Gibt es inzwischen irgendwelche neuen Studien, die vom vielen Trinken abraten? Oder wie kommt dieser Arzt da drauf?
Aber am meisten interessiert mich dann in dem Zusammenhang doch noch mein spezieller Fall:
Im Sommer 2002 hatte ich einen Nierenstein. Vor der Kolik hatte ich täglich ca. 1-2 Kannen Kaffee und kaum Wasser getrunken. Da eine Analyse des Steins nicht möglich war, vermuten die Ärzte nur, welcher es war. Dadurch bekam ich den Rat, u.a. nicht übermäßig viel Milch und Milchprodukte zu mir zu nehmen, weil das ein auslösender Faktor sein könnte. Außerdem solle ich 2-3 Liter täglich an Wasser, Früchte-Tee und dergleichen trinken - aber nicht mehr so viel Kaffee.

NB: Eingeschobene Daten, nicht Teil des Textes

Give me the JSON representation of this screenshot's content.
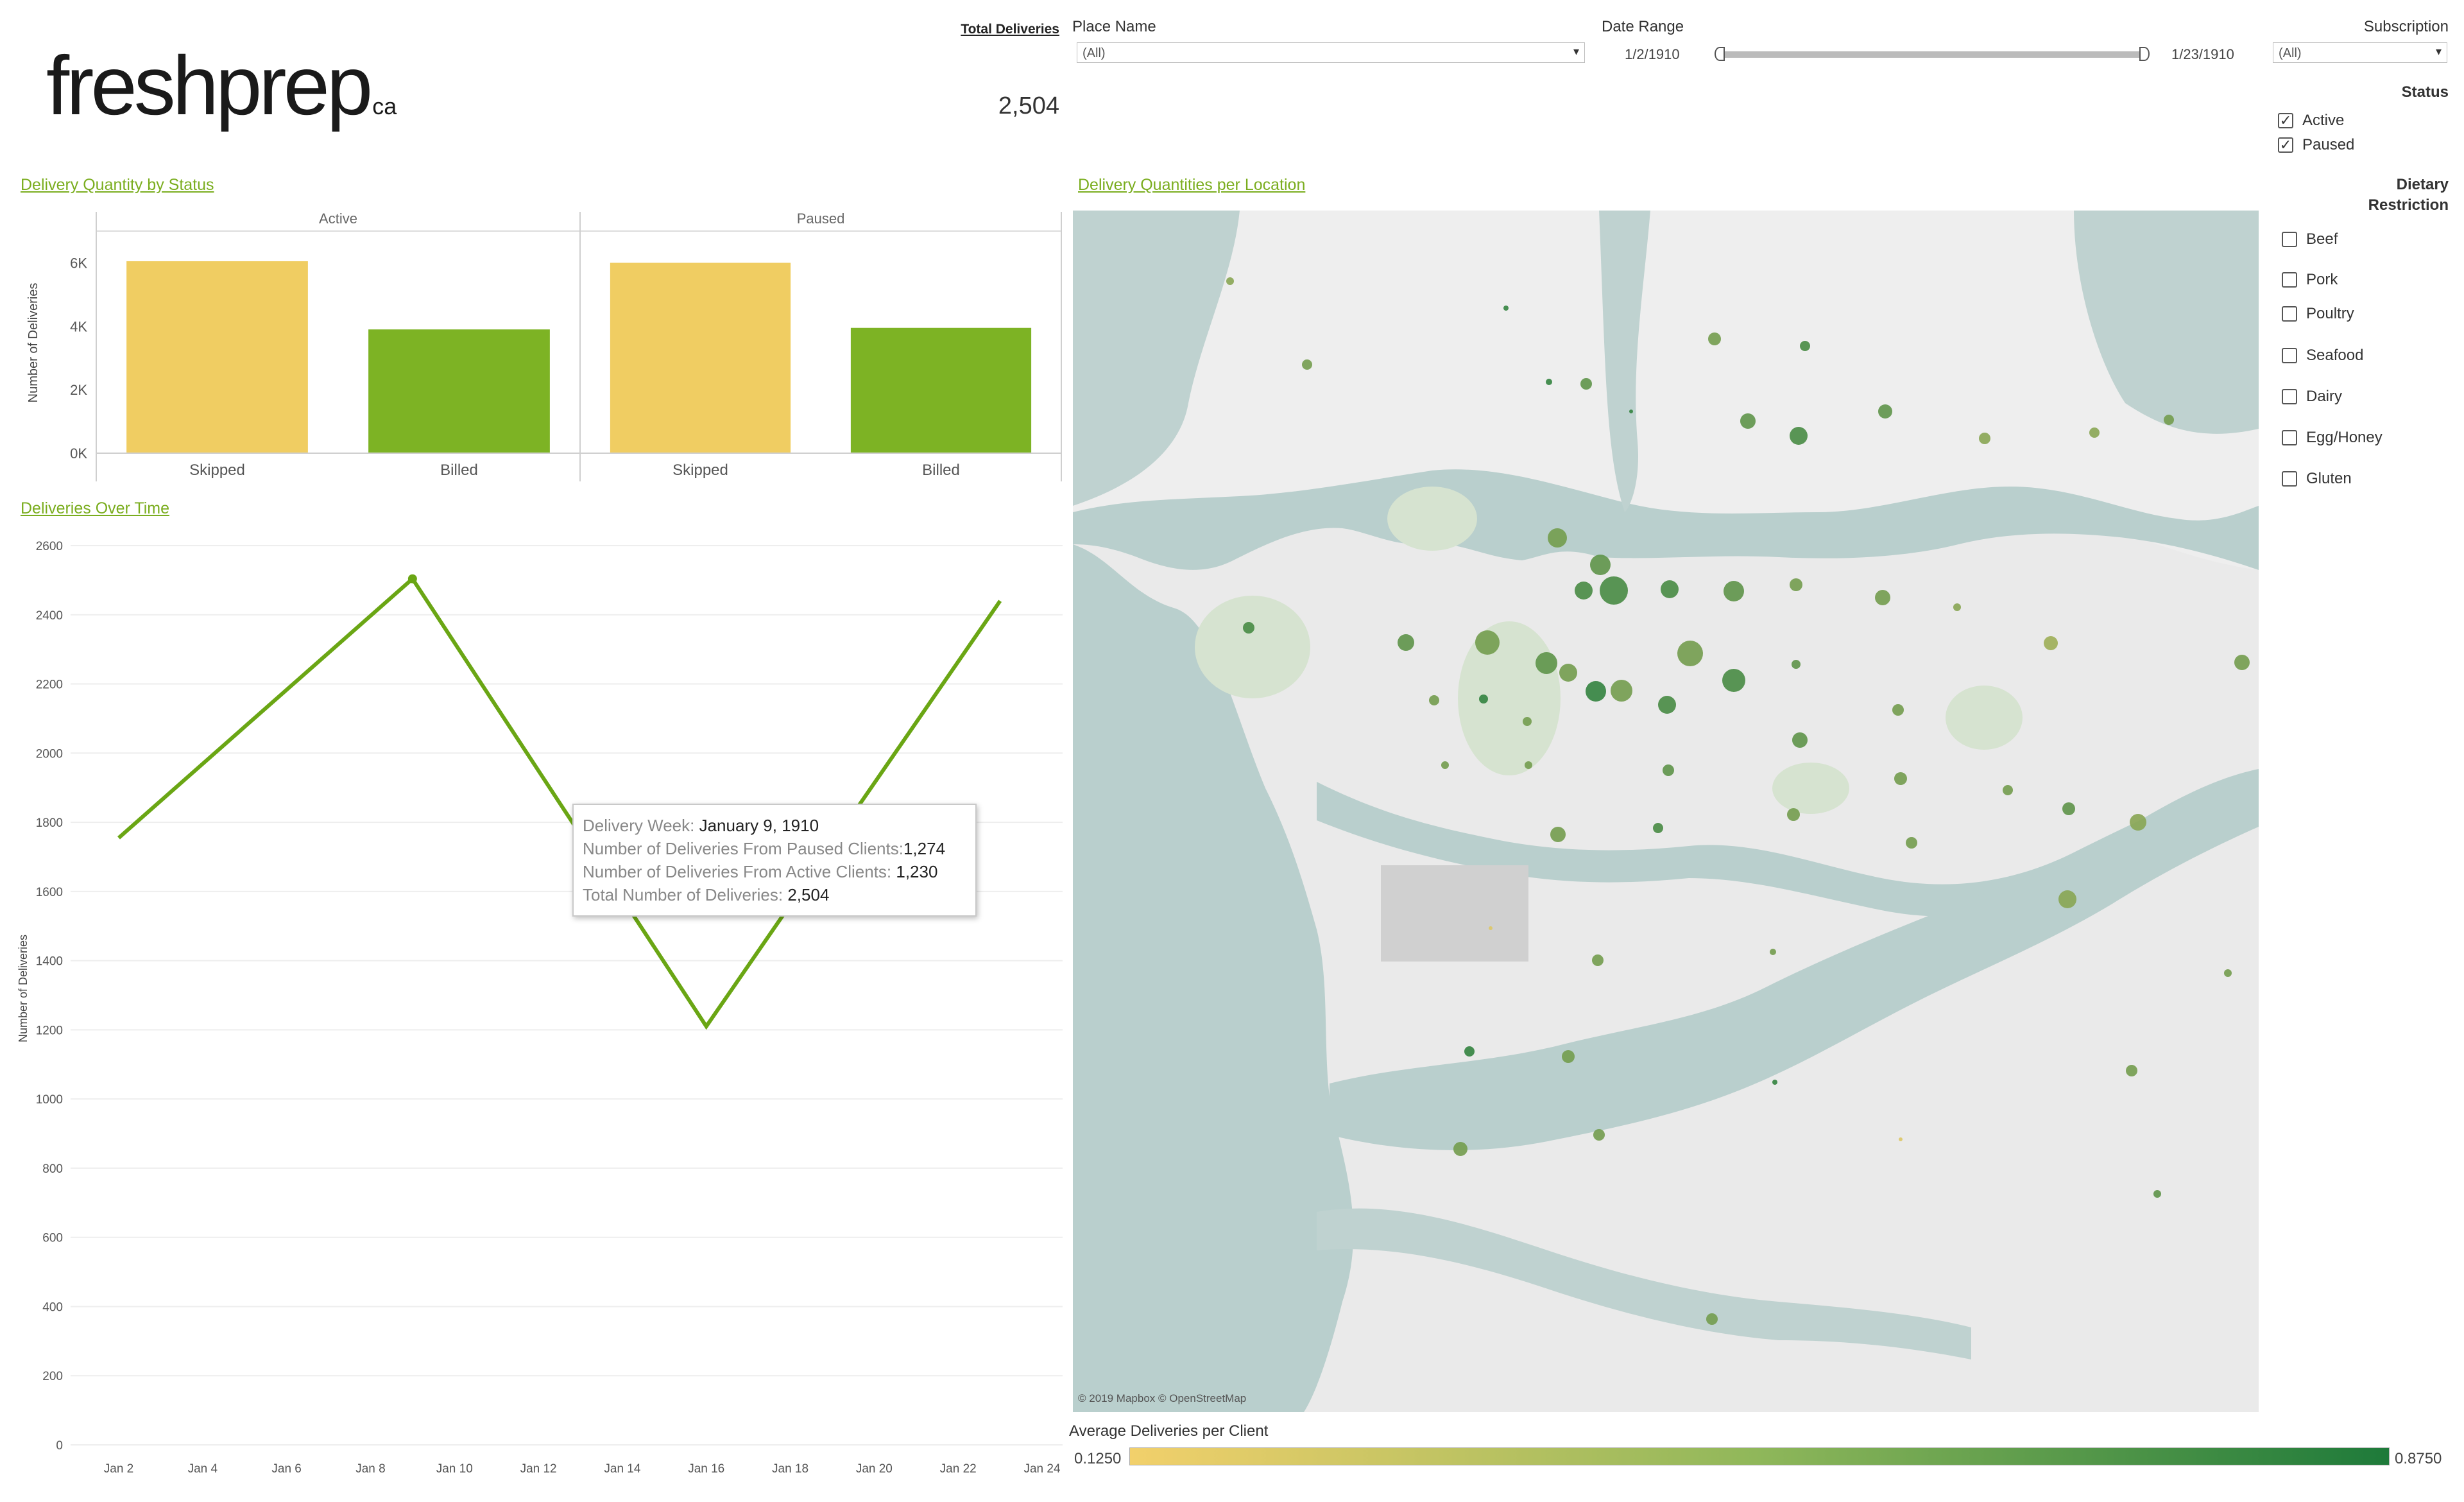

Das widerspricht ja eigentlich dem, was in dem Artikel geschrieben wird…
Wäre es nun für mich besser, weniger Wasser, dafür mehr Milch zu trinken? Oder bräuchte ich generell nicht mehr auf möglichst 3 Liter täglich zu kommen, weil ich nach mehr als 2 Jahren nicht mehr zu der Risikogruppe zähle?
Wie verhalte ich mich nun am besten?